In early 1943, J. Robert Oppenheimer – professor of theoretical physics at the University of California (UC) – set out to recruit a scientific staff for a purpose he could not disclose, to work at a place he could not specify, for a period of time he could not predict.
In April, Robert M. Underhill, the secretary to the Board of Regents of the University of California, signed a contract to operate "Project Y," already under construction at Los Alamos, N.M. Underhill was not even told what "Project Y" was all about until November. And he was prohibited from passing that on to the UC Regents.
Kept largely in ignorance about the nature of the project until after the war, the UC Regents, nevertheless, reluctantly agreed in 1947 to continue to operate Los Alamos Scientific Laboratory for the Atomic Energy Commission (AEC) – the civilian successor to the wartime Manhattan Engineer District.
A second nuke design lab was established by the AEC at Livermore, Cal., in 1952, and the UC Regents agreed to operate that lab, too.
The "physics package" that has been incorporated into every U.S. nuke ever produced has been designed and tested at a lab managed by the UC Regents!
Let’s hear a round of applause for the UC Regents.
Now, fast forward to 1995. A "defector"’ from the People’s Republic of China (PRC) provides the CIA 13,000 pages of classified documents.
The CIA immediately translated the titles of each major section, but fully translated only a 76-page section which appeared to contain classified information about certain U.S. nuke-carrying re-entry vehicles. In particular, it referred to the Navy’s MK5 Re-entry Vehicle, into which the W-88 warhead – designed by Los Alamos – is integrated.
Now, the info was on the Navy’s MK5 RV, and Los Alamos had little or nothing to do with it.
Nevertheless, the counter-intelligence weenies focused on Los Alamos and on a particular Taiwanese-born U.S. citizen named Wen Ho Lee.

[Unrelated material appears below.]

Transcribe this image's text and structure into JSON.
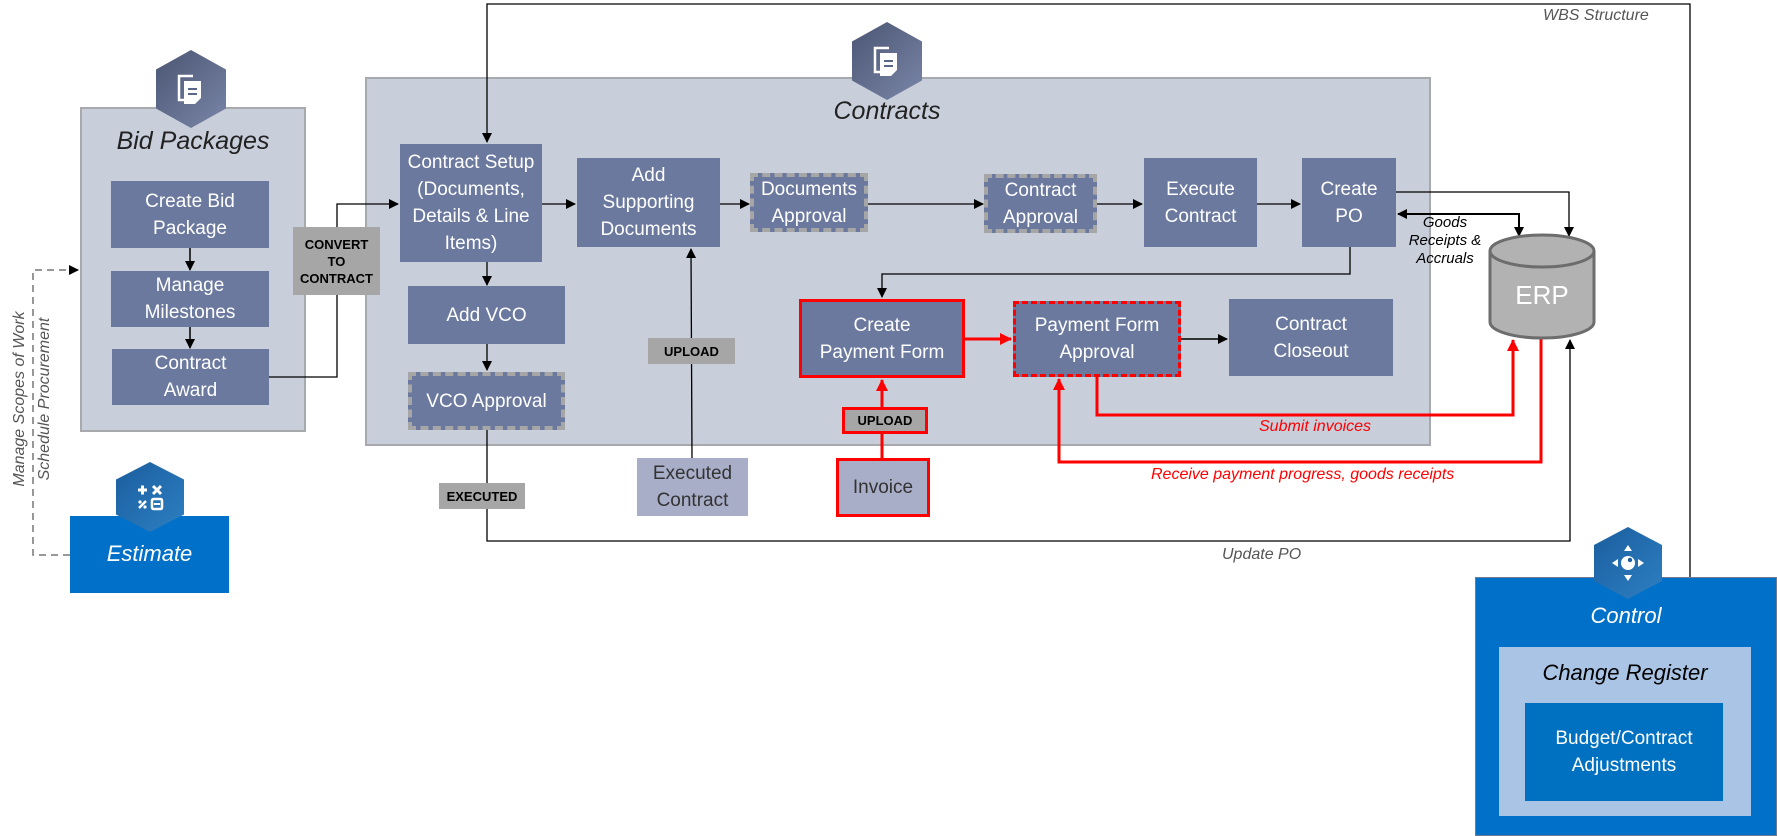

Of course, the FBI counterintelligence investigation in 1996 at Los Alamos came up empty.
Then, in 1998, Speaker Gingrich commissioned a select committee to look into what was alleged to be a wholesale transfer of U.S. space and missile technology to the People’s Republic of China.
Notra Trulock, a counterintelligence weenie at the Department of Energy, testified before the Cox Committee in secret session, about his long-held suspicions of Chinese "moles" at Los Alamos, his thwarted "Kindred Spirit" investigation and the refusal by Attorney General Janet Reno to authorize a wiretap on Wen Ho Lee.

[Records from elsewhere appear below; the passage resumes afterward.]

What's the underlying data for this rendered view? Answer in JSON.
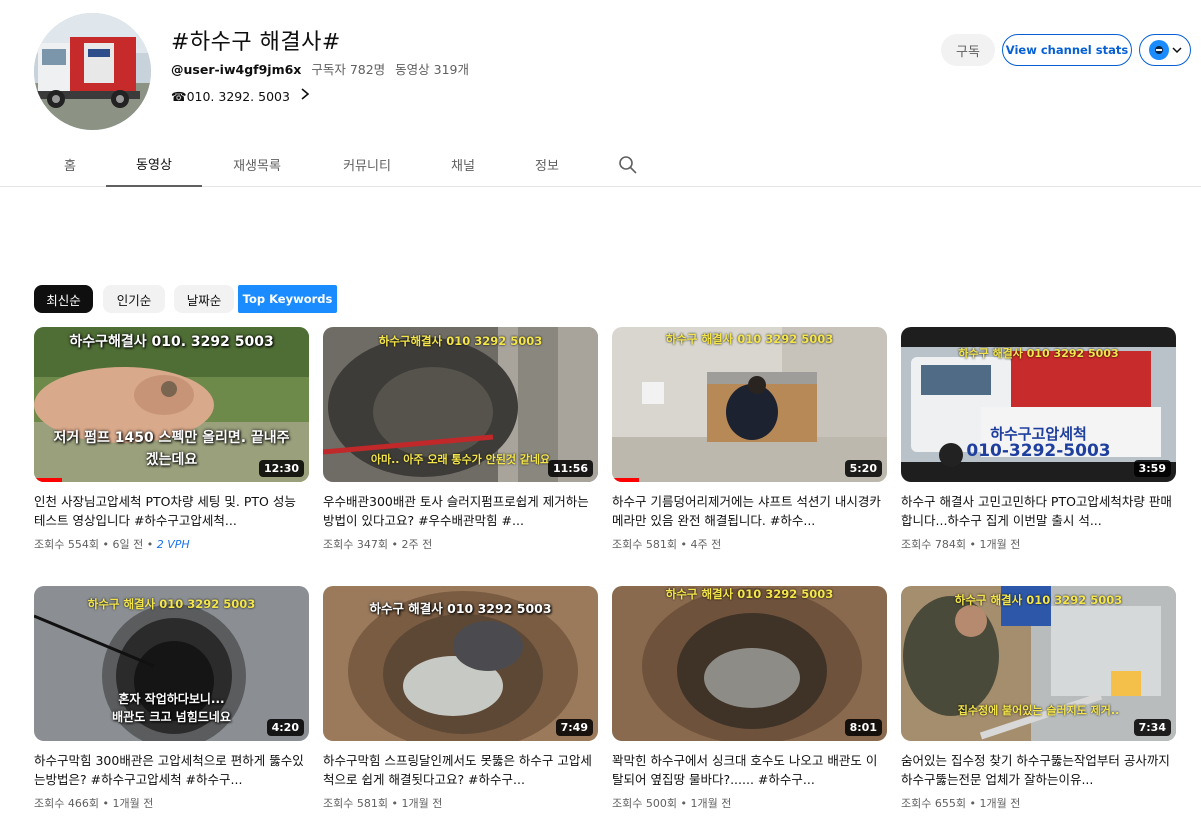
{
  "channel": {
    "title": "#하수구 해결사#",
    "handle": "@user-iw4gf9jm6x",
    "subscribers": "구독자 782명",
    "videos": "동영상 319개",
    "link": "☎010. 3292. 5003"
  },
  "actions": {
    "subscribe_label": "구독",
    "stats_label": "View channel stats"
  },
  "tabs": [
    {
      "label": "홈"
    },
    {
      "label": "동영상"
    },
    {
      "label": "재생목록"
    },
    {
      "label": "커뮤니티"
    },
    {
      "label": "채널"
    },
    {
      "label": "정보"
    }
  ],
  "sort_chips": [
    {
      "label": "최신순"
    },
    {
      "label": "인기순"
    },
    {
      "label": "날짜순"
    },
    {
      "label": "Top Keywords"
    }
  ],
  "videos": [
    {
      "overlay_top": "하수구해결사 010. 3292 5003",
      "overlay_bottom_1": "저거 펌프 1450 스펙만 올리면. 끝내주",
      "overlay_bottom_2": "겠는데요",
      "duration": "12:30",
      "progress": 0.1,
      "title": "인천 사장님고압세척 PTO차량 세팅 및. PTO 성능 테스트 영상입니다 #하수구고압세척...",
      "views": "조회수 554회",
      "age": "6일 전",
      "vph": "2 VPH"
    },
    {
      "overlay_top": "하수구해결사 010 3292 5003",
      "overlay_bottom_1": "아마.. 아주 오래 통수가 안된것 같네요",
      "duration": "11:56",
      "title": "우수배관300배관 토사 슬러지펌프로쉽게 제거하는방법이 있다고요? #우수배관막힘 #...",
      "views": "조회수 347회",
      "age": "2주 전"
    },
    {
      "overlay_top": "하수구 해결사 010 3292 5003",
      "duration": "5:20",
      "progress": 0.1,
      "title": "하수구 기름덩어리제거에는 샤프트 석션기 내시경카메라만 있음 완전 해결됩니다. #하수...",
      "views": "조회수 581회",
      "age": "4주 전"
    },
    {
      "overlay_top": "하수구 해결사 010 3292 5003",
      "overlay_bottom_1": "하수구고압세척",
      "overlay_bottom_2": "010-3292-5003",
      "duration": "3:59",
      "title": "하수구 해결사 고민고민하다 PTO고압세척차량 판매합니다...하수구 집게 이번말 출시 석...",
      "views": "조회수 784회",
      "age": "1개월 전"
    },
    {
      "overlay_top": "하수구 해결사 010 3292 5003",
      "overlay_bottom_1": "혼자 작업하다보니...",
      "overlay_bottom_2": "배관도 크고 넘힘드네요",
      "duration": "4:20",
      "title": "하수구막힘 300배관은 고압세척으로 편하게 뚫수있는방법은? #하수구고압세척 #하수구...",
      "views": "조회수 466회",
      "age": "1개월 전"
    },
    {
      "overlay_top": "하수구 해결사 010 3292 5003",
      "duration": "7:49",
      "title": "하수구막힘 스프링달인께서도 못뚫은 하수구 고압세척으로 쉽게 해결됫다고요? #하수구...",
      "views": "조회수 581회",
      "age": "1개월 전"
    },
    {
      "overlay_top": "하수구 해결사 010 3292 5003",
      "duration": "8:01",
      "title": "꽉막힌 하수구에서 싱크대 호수도 나오고 배관도 이탈되어 옆집땅 물바다?...... #하수구...",
      "views": "조회수 500회",
      "age": "1개월 전"
    },
    {
      "overlay_top": "하수구 해결사 010 3292 5003",
      "overlay_bottom_1": "집수정에 붙어있는 슬러지도 제거..",
      "duration": "7:34",
      "title": "숨어있는 집수정 찾기 하수구뚫는작업부터 공사까지 하수구뚫는전문 업체가 잘하는이유...",
      "views": "조회수 655회",
      "age": "1개월 전"
    }
  ]
}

Trulock was later to claim that the Cox Committee “overreacted” to his testimony. Trulock says his testimony as to what “might” have happened was transformed by the committee into what “did” happen.
Chapter II of the redacted Cox Report begins as follows:
"The People’s Republic of China’s penetration of our national weapons laboratories spans at least the past several decades, and almost certainly continues today.

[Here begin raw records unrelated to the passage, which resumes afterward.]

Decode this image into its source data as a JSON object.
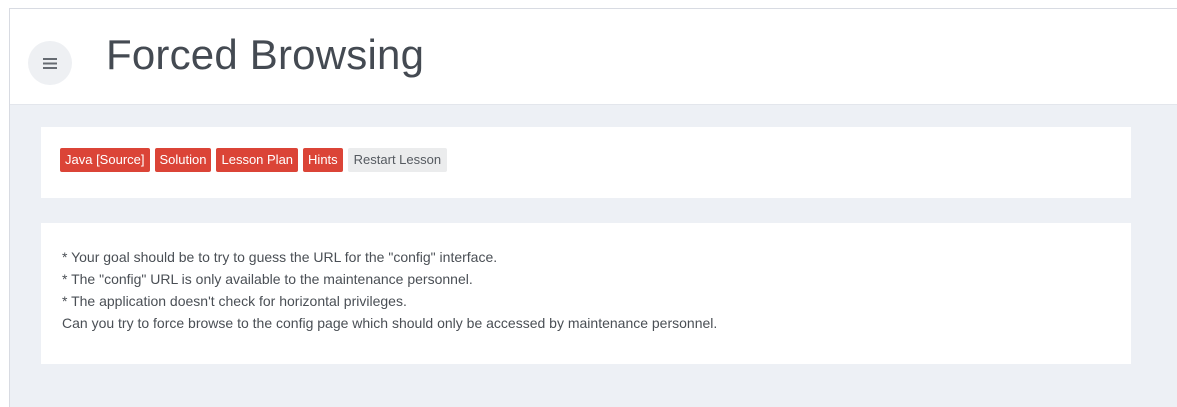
{
  "header": {
    "title": "Forced Browsing",
    "menu_icon": "hamburger-icon"
  },
  "toolbar": {
    "buttons": [
      {
        "label": "Java [Source]",
        "style": "primary"
      },
      {
        "label": "Solution",
        "style": "primary"
      },
      {
        "label": "Lesson Plan",
        "style": "primary"
      },
      {
        "label": "Hints",
        "style": "primary"
      },
      {
        "label": "Restart Lesson",
        "style": "default"
      }
    ]
  },
  "lesson": {
    "lines": [
      "* Your goal should be to try to guess the URL for the \"config\" interface.",
      "* The \"config\" URL is only available to the maintenance personnel.",
      "* The application doesn't check for horizontal privileges.",
      "Can you try to force browse to the config page which should only be accessed by maintenance personnel."
    ]
  },
  "colors": {
    "primary_button": "#db4437",
    "default_button": "#ebeced",
    "content_background": "#edf0f5",
    "title_text": "#444a52"
  }
}
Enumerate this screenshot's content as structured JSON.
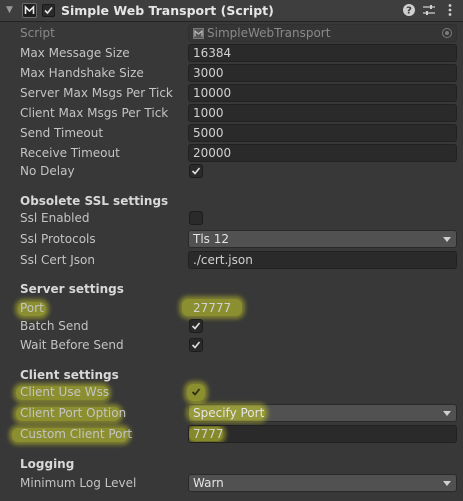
{
  "header": {
    "title": "Simple Web Transport (Script)",
    "help_icon": "help-icon",
    "preset_icon": "sliders-icon",
    "menu_icon": "kebab-menu-icon"
  },
  "fields": {
    "script": {
      "label": "Script",
      "value": "SimpleWebTransport"
    },
    "max_message_size": {
      "label": "Max Message Size",
      "value": "16384"
    },
    "max_handshake_size": {
      "label": "Max Handshake Size",
      "value": "3000"
    },
    "server_max_msgs": {
      "label": "Server Max Msgs Per Tick",
      "value": "10000"
    },
    "client_max_msgs": {
      "label": "Client Max Msgs Per Tick",
      "value": "1000"
    },
    "send_timeout": {
      "label": "Send Timeout",
      "value": "5000"
    },
    "receive_timeout": {
      "label": "Receive Timeout",
      "value": "20000"
    },
    "no_delay": {
      "label": "No Delay",
      "checked": true
    }
  },
  "ssl": {
    "heading": "Obsolete SSL settings",
    "ssl_enabled": {
      "label": "Ssl Enabled",
      "checked": false
    },
    "ssl_protocols": {
      "label": "Ssl Protocols",
      "value": "Tls 12"
    },
    "ssl_cert_json": {
      "label": "Ssl Cert Json",
      "value": "./cert.json"
    }
  },
  "server": {
    "heading": "Server settings",
    "port": {
      "label": "Port",
      "value": "27777"
    },
    "batch_send": {
      "label": "Batch Send",
      "checked": true
    },
    "wait_before_send": {
      "label": "Wait Before Send",
      "checked": true
    }
  },
  "client": {
    "heading": "Client settings",
    "client_use_wss": {
      "label": "Client Use Wss",
      "checked": true
    },
    "client_port_option": {
      "label": "Client Port Option",
      "value": "Specify Port"
    },
    "custom_client_port": {
      "label": "Custom Client Port",
      "value": "7777"
    }
  },
  "logging": {
    "heading": "Logging",
    "minimum_log_level": {
      "label": "Minimum Log Level",
      "value": "Warn"
    }
  },
  "colors": {
    "highlight": "#d2d728",
    "background": "#383838"
  }
}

"The Select Committee judges that the PRC’s intelligence collection efforts to develop modern thermonuclear warheads are focused primarily on the Los Alamos, Lawrence Livermore, Sandia and Oak Ridge National Laboratories.
"As a result of these efforts, the PRC has stolen classified U.S. thermonuclear design information that helped it fabricate and successfully test a new generation of strategic warheads."
As of this writing, there is no evidence that any of that is true. No evidence of moles, then or now. No evidence that the PRC has stolen anything from our nuclear labs. No evidence that the PRC has developed and tested a new generation of nukes based on our designs.
But the Cox report triggered demands by influential congresspersons that the contract to run Los Alamos and Lawrence Livermore labs be taken away from the UC Regents.
Los Alamos National Laboratory (LANL) – with an annual budget of approximately $1.2 billion – is one of the largest and most prestigious multidisciplinary institutions in the world. LANL enjoys that prestige, today, largely because of the 60 years of stewardship by the UC Board of Regents.
Bowing to congressional demands, the secretary of Energy has announced that the contract to operate Los Alamos will be subject to bid next year. It seems likely that the UC Board of Regents will not even bid. Why should they?
It would be better to close LANL down than to entrust its operation to some Beltway bandit.
But, you ask, with LANL shut down, who would we turn to in the event we need a new nuke?
Well, why not "outsource" it to China, like we do everything else?